4. Manajemen air untuk pembesaran
Manajemen Air budidaya ikan lele yang ke empat yaitu untuk pembesaran. Air kolam pembesaran kualitasnya mesti dilaga semoga ikan tidak terjangkit penyakit atau mati. Sebelum dipakai, semestinya air diendapkan terlebih dulu selama 2-4 hari supaya suhu. pH. dan oksigennya stabil sehingga tidak mengakibatkan ikan stres. Pergantian air di kolam pemeliharaan frekuensinya tidak sesering pembenihan. Hal itu alasannya lele sudah cukup besar dan mampu mengikuti kondisi dengan kondisi air yang kurang baik. Namun, pada kepadatan tinggi, jumlah dan jenis pakan yang diberikan cepat menghancurkan air, mirip pelet, ayam tiren, ikan runcah. Dengan demikian, frekuensi pergantian air harus lebih sering.
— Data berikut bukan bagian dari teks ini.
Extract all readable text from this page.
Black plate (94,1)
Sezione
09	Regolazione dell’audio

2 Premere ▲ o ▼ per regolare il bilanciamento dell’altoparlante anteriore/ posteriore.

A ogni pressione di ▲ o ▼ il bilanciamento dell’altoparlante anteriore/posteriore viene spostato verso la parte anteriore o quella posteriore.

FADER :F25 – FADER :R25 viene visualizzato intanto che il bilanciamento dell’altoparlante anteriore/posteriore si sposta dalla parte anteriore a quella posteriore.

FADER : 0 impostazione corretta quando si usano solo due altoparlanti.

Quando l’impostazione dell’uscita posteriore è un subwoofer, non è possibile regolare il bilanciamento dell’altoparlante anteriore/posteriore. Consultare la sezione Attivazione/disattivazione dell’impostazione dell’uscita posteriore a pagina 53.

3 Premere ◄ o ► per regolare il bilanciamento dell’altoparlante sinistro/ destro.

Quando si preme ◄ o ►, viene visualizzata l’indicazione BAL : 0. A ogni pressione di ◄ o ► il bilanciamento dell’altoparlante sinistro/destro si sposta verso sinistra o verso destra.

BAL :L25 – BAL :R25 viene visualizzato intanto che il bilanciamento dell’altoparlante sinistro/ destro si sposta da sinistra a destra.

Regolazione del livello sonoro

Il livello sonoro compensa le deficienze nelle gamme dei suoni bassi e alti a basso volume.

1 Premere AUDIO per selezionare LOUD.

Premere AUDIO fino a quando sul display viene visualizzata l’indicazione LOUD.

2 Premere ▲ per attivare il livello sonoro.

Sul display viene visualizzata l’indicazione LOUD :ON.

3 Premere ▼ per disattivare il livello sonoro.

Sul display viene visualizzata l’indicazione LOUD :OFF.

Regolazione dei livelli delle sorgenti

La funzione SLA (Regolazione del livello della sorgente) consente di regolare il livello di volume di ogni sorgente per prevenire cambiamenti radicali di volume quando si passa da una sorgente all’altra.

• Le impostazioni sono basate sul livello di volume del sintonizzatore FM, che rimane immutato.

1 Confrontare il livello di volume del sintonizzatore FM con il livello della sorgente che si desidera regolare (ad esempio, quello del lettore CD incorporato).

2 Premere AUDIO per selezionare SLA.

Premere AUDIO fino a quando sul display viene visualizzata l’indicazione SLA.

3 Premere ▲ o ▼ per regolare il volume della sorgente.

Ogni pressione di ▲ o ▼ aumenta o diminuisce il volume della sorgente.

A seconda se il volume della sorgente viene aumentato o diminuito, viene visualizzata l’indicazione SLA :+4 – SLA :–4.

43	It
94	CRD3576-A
Pengantian air sebaiknya dijalankan sebelum air mengalami kerusakan. Mutu air yang jelek akan menurunkan selera makan dan penyebabkan kemajuan ikan terhambat. Air yang jelek juga menjadi kawasan perkembangan bibit penyakit yang bisa menyerang ikan yang mampu mengakibatkan ikan sakit dan mati. Ciri-ciri air yang mesti diganti yakni berbusa atau berwarna cokelat/hijau pekat.
Untuk menjaga mutu air, bisa dijalankan dengan cara pengenceran atau meminimalkan sebagian dan menambah sebanyak air yang terbuang. Probiotik pengurai amoniak dan kotoran juga dapat dipakai atau di-overflow (dibiarkan meluap lewat pembuangan air).